Par Gilles Martin (chroniqueur exclusif) – Président fondateur de PMP et fondateur de Youmeo
Ce qui fait la réussite d’un business, d’un nouveau produit ou service, mais aussi d’un individu en recherche de job, ou d’un consultant en recherche de clients et de commandes, c’est toujours la différentiation. « Qu’as-tu de différent ? » : voilà la question qui tue. Et c’est quoi « être différent » ?
Rien de tel pour s’y plonger que de relire le best-seller de Seth Godin, « La vache pourpre ».
Le titre vient d’un voyage en France de l’auteur : en parcourant le territoire il est impressionné de voir autant de vaches, mais, au bout d’un moment, toutes les vaches finissent par se ressembler, elles sont toutes ordinaires, voire ennuyeuses. Elles sont parfaites, superbes, mais ennuyeuses. Ce qui susciterait l’intérêt serait une vache pourpre. Pourquoi ? Parce qu’elle serait alors remarquable.

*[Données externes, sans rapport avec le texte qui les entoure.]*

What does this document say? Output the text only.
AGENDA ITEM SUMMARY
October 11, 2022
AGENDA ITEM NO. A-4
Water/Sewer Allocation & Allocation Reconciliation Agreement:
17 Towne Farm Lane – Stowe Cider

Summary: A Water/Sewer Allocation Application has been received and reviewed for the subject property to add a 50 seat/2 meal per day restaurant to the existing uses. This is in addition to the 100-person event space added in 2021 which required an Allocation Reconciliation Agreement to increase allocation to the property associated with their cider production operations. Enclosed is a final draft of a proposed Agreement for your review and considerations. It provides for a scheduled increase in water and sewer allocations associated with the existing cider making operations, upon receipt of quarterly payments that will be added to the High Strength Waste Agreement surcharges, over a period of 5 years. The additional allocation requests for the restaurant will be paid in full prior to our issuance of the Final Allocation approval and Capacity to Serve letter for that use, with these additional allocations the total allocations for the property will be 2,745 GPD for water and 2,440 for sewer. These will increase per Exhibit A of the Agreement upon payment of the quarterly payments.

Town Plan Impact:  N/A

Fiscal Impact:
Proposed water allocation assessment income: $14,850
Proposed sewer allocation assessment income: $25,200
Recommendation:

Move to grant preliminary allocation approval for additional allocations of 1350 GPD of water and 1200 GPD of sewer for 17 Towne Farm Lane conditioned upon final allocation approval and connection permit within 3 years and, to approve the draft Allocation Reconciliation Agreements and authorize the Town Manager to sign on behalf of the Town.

Mais la question est alors : Comment être remarquable ? Quelle est ma vache pourpre ?
On l’imagine facilement, pour être remarquable, il ne faut pas copier les autres, et encore moins suivre le leader, car si le leader fait une chose remarquable, il n’a plus rien de remarquable quand d’autres se mettent à faire comme lui.
Il est également non recommandé de tenter de satisfaire tout le monde, en croyant ainsi s’adresser à un marché potentiel plus grand. Grave erreur, car le gros des ventes d’un produit de vient pas tout seul, mais après l’adoption du produit par des consommateurs prêts à essayer une nouveauté. Les premiers adeptes créent ainsi un environnement rassurant pour majorité précoce et tardive qui représente le gros du marché. Mais encore faut-il trouver ces premiers adeptes qui prendront le risque de votre produit ou de travailler avec vous alors que personne ou presque ne vous connaît, et que la majorité vous ignore. La seule chance est donc de trouver les clients qui aiment le changement, qui ont envie de nouveautés, qui recherchent justement ce que le nouveau venu a à vendre : du nouveau. A condition bien sûr d’avoir vraiment trouvé du nouveau. Alors, une fois que les premiers adeptes auront achetés le produit ou le service, ce sont eux qui iront le vendre, notamment par bouche à oreille ou recommandation, à la majorité précoce, puis à de plus en plus de clients.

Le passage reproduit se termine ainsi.